Additionally, the automotive industry has an additional level of ISO called the ISO/TS 16949:

ISO/TS 16949 is the international quality management standard specifically intended for organizations in the automotive industry supply community. It is for organizations that produce and deliver parts, sub-assemblies, process materials, and certain other products and services to OEM manufacturing locations.

ISO/TS 16949 actually consists of ISO 9001 (2000), word for word – plus a large number of automotive industry specific requirements.

There are approximately 1,039 separate and specific requirements in the basic ISO/TS 16949 Standard. In addition, each of the Big 3 have published a set of supplemental requirements to the Standard.

ISO/TS 16949 succeeds QS-9000, which, since 1995, was the quality system standard promoted by General Motors, Daimler- Chrysler, and Ford (plus some heavy truck makers). QS-9000 stays in effect until 2006 unless earlier called off by one or more of the Big 3. (Chrysler, for example, requires its suppliers to have transitioned to ISO/TS 16949 by July, 2004.)

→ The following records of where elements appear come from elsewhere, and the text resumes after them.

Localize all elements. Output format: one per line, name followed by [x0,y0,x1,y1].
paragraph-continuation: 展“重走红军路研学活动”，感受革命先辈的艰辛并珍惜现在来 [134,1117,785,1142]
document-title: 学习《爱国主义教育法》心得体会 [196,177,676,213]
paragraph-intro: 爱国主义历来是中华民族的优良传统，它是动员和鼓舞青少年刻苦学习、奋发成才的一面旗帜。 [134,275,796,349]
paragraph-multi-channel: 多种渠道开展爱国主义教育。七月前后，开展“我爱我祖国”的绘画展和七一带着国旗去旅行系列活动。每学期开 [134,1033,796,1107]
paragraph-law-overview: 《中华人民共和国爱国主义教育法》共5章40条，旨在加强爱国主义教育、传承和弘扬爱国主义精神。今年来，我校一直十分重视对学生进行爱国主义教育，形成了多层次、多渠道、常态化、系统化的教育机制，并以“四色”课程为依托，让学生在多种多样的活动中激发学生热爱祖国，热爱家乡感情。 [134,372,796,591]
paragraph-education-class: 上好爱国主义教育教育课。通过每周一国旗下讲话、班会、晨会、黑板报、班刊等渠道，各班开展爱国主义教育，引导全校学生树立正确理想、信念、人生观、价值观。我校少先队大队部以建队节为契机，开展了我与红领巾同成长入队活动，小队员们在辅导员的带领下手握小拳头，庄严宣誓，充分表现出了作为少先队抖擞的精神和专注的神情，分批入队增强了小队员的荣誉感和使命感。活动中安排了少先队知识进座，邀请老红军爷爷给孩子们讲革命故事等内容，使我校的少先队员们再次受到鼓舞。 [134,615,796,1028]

Since “meeting customer needs” is one of the (many) definitions of quality, ISO/TS 16949 is often called a “quality system” or a “quality management” system. But the rules, referred to as “requirements,” go beyond “quality” matters as they are traditionally understood. The requirements fall roughly into four types:

  1. Requirements that help assure that the organization’s output (whether product, service, or both) meets customer specifications. (Making customers happy, and keeping them that way.)
  2. Requirements that assure that the quality system is consistently implemented and verifiable. (We must actually do what we say we are supposed to do. This must be verifiable via independent, objective audit.)
  3. Requirements for practices that measure the effectiveness of various aspects of the system. (In God we trust; all others bring data.)
  4. Requirements that support continual improvement of the company’s ability to meet customer needs. (We cannot sit still. We must strive to get better all the time, because customers change, and competitors gain strength.)The bottom line is this. ISO/TS 16949 is a comprehensive set of rules — a business system, really — that can cause the way your organization runs to profoundly change, almost always for the better. What many do not fully appreciate is that implementing the system — expensive, exhausting, and annoying as it can be — can also have the salutary effect of improving the performance of your organization. Not just at first, but on an ongoing basis.